This is an excellent question. Zero-length arrays, also known as flexible arrays, are used to implement variable-length arrays, primarily in structures.
That's a little confusing, so let's look at an example. Say you wanted a structure to represent an email:
- struct email {
- time_t send_date;
- int flags;
- int length;
- char body[EMAIL_BODY_MAX];
- };
Yes, we're missing a lot of fields. This is just an example; bear with me.
This structure has a problem: Each structure consumes those EMAIL_BODY_MAX
bytes, even if you have a one-word email. Unfortunately email size is highly variable: Some emails are but a single word while others are many paragraphs. Not only do we often end up wasting most of those EMAIL_BODY_MAX
bytes, but we have to make the constant large, too. Worse, there really isn't a limit on email body length, so we'd prefer not to impose one.
Zero-length arrays solve this:
- struct email {
- time_t send_date;
- int flags;
- int length;
- char body[];
- };
If you allocated this structure the usual way, you'd see body
doesn't consume any memory:
struct email *email = malloc (sizeof (struct email));
Here, body
is zero-length. You can't legally access any memory at body
. In fact, on Linux/x86-32 this structure is just 12 bytes in length, the size of the first three fields.

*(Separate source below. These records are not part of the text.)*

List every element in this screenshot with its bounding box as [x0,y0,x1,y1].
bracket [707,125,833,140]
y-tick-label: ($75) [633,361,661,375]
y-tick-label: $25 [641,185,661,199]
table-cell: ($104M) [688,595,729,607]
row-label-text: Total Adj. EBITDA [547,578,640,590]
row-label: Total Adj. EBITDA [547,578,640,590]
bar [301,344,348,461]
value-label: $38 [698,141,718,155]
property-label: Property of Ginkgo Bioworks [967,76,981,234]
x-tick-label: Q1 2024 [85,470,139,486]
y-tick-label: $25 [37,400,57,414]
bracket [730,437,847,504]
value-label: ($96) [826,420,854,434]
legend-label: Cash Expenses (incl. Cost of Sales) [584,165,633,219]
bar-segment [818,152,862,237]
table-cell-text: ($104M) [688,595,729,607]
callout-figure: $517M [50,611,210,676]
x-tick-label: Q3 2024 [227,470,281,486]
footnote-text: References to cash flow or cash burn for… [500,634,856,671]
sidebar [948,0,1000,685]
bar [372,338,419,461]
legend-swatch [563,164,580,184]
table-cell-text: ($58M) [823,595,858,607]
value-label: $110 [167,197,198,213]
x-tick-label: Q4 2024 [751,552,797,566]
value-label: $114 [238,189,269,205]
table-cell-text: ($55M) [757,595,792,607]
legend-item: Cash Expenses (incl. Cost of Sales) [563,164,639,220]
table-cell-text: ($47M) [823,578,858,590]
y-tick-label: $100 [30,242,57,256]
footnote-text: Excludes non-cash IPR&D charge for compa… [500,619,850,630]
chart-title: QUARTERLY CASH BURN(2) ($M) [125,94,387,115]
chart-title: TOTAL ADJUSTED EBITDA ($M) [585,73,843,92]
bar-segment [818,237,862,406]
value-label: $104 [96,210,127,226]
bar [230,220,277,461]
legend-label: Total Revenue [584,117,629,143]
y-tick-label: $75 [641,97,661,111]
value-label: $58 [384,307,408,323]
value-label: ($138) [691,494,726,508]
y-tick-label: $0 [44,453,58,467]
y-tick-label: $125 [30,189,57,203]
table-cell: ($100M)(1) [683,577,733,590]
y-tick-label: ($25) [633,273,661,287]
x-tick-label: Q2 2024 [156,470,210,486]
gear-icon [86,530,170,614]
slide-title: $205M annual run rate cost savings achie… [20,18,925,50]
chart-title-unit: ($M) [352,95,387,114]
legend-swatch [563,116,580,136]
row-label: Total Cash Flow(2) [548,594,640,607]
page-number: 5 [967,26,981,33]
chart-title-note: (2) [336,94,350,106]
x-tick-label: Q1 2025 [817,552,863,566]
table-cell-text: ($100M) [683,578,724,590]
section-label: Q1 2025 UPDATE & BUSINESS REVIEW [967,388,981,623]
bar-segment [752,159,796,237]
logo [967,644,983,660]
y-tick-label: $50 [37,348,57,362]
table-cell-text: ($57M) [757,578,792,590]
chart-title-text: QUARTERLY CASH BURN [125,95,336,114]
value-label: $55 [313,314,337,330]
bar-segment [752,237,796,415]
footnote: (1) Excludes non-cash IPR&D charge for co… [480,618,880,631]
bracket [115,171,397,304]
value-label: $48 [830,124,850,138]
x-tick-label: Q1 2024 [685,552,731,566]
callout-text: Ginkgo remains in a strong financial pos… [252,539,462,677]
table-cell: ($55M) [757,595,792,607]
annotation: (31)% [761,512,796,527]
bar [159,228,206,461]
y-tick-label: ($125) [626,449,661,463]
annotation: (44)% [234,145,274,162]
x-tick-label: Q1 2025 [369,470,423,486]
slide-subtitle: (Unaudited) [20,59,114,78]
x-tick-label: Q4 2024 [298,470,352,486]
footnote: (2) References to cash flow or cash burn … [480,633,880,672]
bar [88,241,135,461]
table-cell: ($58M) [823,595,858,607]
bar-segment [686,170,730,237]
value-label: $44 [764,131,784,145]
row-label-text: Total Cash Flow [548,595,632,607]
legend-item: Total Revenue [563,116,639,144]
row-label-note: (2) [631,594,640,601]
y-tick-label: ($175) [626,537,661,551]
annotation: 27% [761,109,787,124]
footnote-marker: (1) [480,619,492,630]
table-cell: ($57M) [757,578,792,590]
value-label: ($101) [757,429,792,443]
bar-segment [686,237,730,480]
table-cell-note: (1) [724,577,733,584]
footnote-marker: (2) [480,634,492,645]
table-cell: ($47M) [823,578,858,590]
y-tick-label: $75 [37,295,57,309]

But that isn't how you'd allocate these. Instead, you'd do this:
- /* we have an email of email_length bytes ... */
- struct email *email =
- malloc (sizeof (struct email) + email_length);
- email->length = email_length;
Voila. We now have a structure with an extra length
bytes on the end. You can access body
as if it were the length-byte array body[length]
. If length
were, say, 16, then body
would be 16 bytes in length and our total structure would be 28 bytes. Thus, you can look at zero-length arrays as a pointer whose contents are inlined at itself.

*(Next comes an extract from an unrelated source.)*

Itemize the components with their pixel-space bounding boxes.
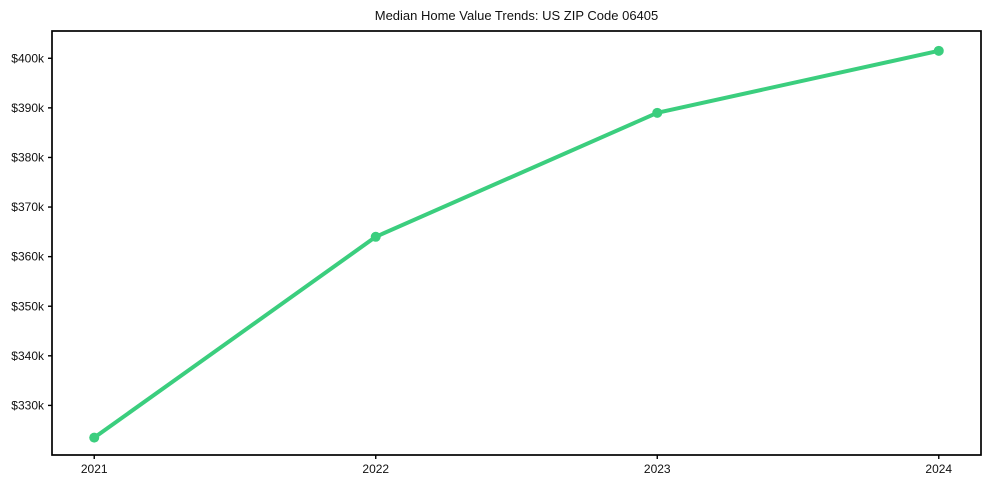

An astute reader is now asking, Why not just return a pointer to an email body of dynamic length? If doing so is possible, that is absolutely preferred. Indeed, zero-length arrays are useful only in cases where you have a large structure, which contains a field of dynamic length, and you need to share that structure across program or even computer boundaries. For example, I used a zero-length array in the Linux kernel's implementation of inotify. It was actually the first zero-length array I had ever seen!
- struct inotify_event {
- int wd;
- uint32_t mask;
- uint32_t cookie;
- uint32_t len;
- char name[];
- };
This structure represents an inotify event, which is an action such as was written to and a target filename such as /home/rlove/wolf.txt
. You can see the problem: How big should I have made name
? Filenames can be any size. Worse, filesystems vary in their maximum filename length (PATH_MAX
isn't a limit, just a lazy man's constant). Now, if I was only returning the filename, I could have simply returned a dynamically-allocated char *
. But I had to return this giant structure. Moreover, I was implementing a system call, so I couldn't allocate pointers inside of the structure, since they wouldn't point at memory in the user's address space. My options were limited. A zero-length array was a perfect solution.
An inotify user would receive this structure via a read()
call on an inotify file descriptor. The structure is effectively variable in length. The user would read the len
parameter to find the size of name
and thus the total size of the structure they just read. The length field is required; otherwise the users of structures with zero-length arrays won't know the size of the variable-length array and thus the structure itself.
Bonus discussion: In this case, len
needn't be equal to strlen (name)
. Inotify lets you read multiple structures at once. This means I needed to pad the end of name
out so that the sizeof (inotify_event)
would properly align multiple structures if stored in an array. Consequently len
is usually larger than the filename as there is a handful of extra nul bytes, padding out the structure such that the next struct inotify_event
is itself correctly aligned.
Note: The type name[]
syntax is C99. GCC implemented zero-length arrays years prior to C99; the syntax was type name[0]
. The two are equivalent, but you should prefer the empty array operator as it is now standardized.